De l’intime
Cette partie réunit quatre articles qui témoignent de la diversité des approches de l’écrivaine : le cinéma, l’intertexte conjugal, l’étude de la correspondance avec sa sœur Lili Brik, la place du vestiaire dans son œuvre.
Nicolas Thierry propose dans « Elsa la rose d’Agnès Varda : du soliloque du poète à la réponse des créatrices » une analyse du court-métrage d’Agnès Varda, Elsa la rose. Il montre comment la réalisatrice réussit, en résonance avec son propre vécu, à démythifier « Elsa la rose » sans pour autant sacrifier Aragon et comment Varda rend son humanité à l’écrivaine. Nicolas Thierry offre aussi la retranscription du script d’Elsa la rose, utile pour les recherches à venir.

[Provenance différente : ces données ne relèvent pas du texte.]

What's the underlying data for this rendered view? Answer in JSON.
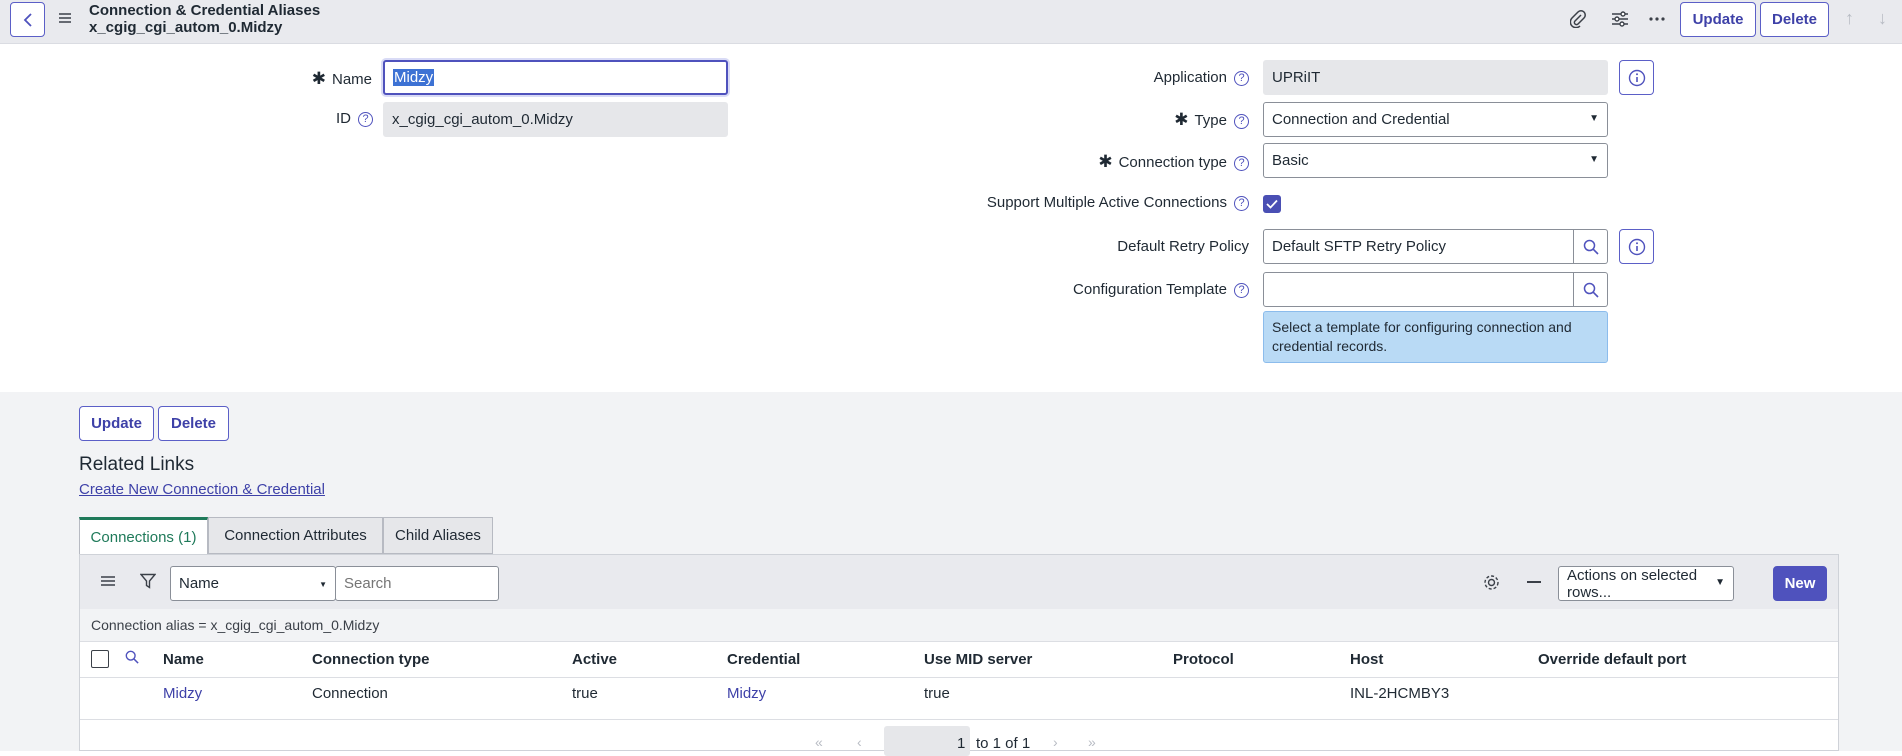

Maryse Vassevière, dans « Elsa Triolet, en écrivant, en lisant » s’intéresse à un aspect peu abordé : les difficultés rencontrées par la traductrice d’Aragon, Gide et Céline soumise aux réviseurs soviétiques et à leur conception bien arrêtée de ce qu’il convient d’écrire dans l’URSS de Staline. Maryse Vassevière montre combien ces traductions et les difficultés afférentes ont importé dans l’itinéraire de cette écrivaine, comment elles éclairent l’entrelacement de deux œuvres, Les Beaux Quartiers d’Aragon et Bonsoir, Thérèse de Triolet et comment elles ont parfois causé une extrême tension dans la relation du couple.
Carolle Gagnon, ancienne conservatrice du Musée du Séminaire de Québec au Canada et spécialisée dans l’architecture et la sémiotique, traite dans « La Correspondance de Lili Brik et Elsa Triolet comme séjour » de la relation des deux sœurs à travers leur important échange de lettres jusqu’ici peu étudié, et montre, grâce à des concepts opératoires empruntés au vocabulaire de l’architecture, particulièrement bienvenus pour une écrivaine qui a une formation d’architecte, que cette correspondance, riche de petits bonheurs et lourde de silences, tient lieu de « séjour », vital pour Triolet.
Marie-Vincente Calendini se penche dans « Le vestiaire d’Elsa Triolet » sur l’expérience pratique des milieux de la mode, pour lesquels la romancière a elle-même travaillé en créant des colliers pour la haute couture et explique comment cette expérience travaille son écriture : les vêtements, les chaussures et la parure de manière générale tiennent lieu de « motifs récurrents voire obsessionnels dans sa poétique, constituant un fonds d’images pour dire le monde, les paysages, les émotions et l’acte scriptural lui-même, au sein de nombreuses métaphores couturières ».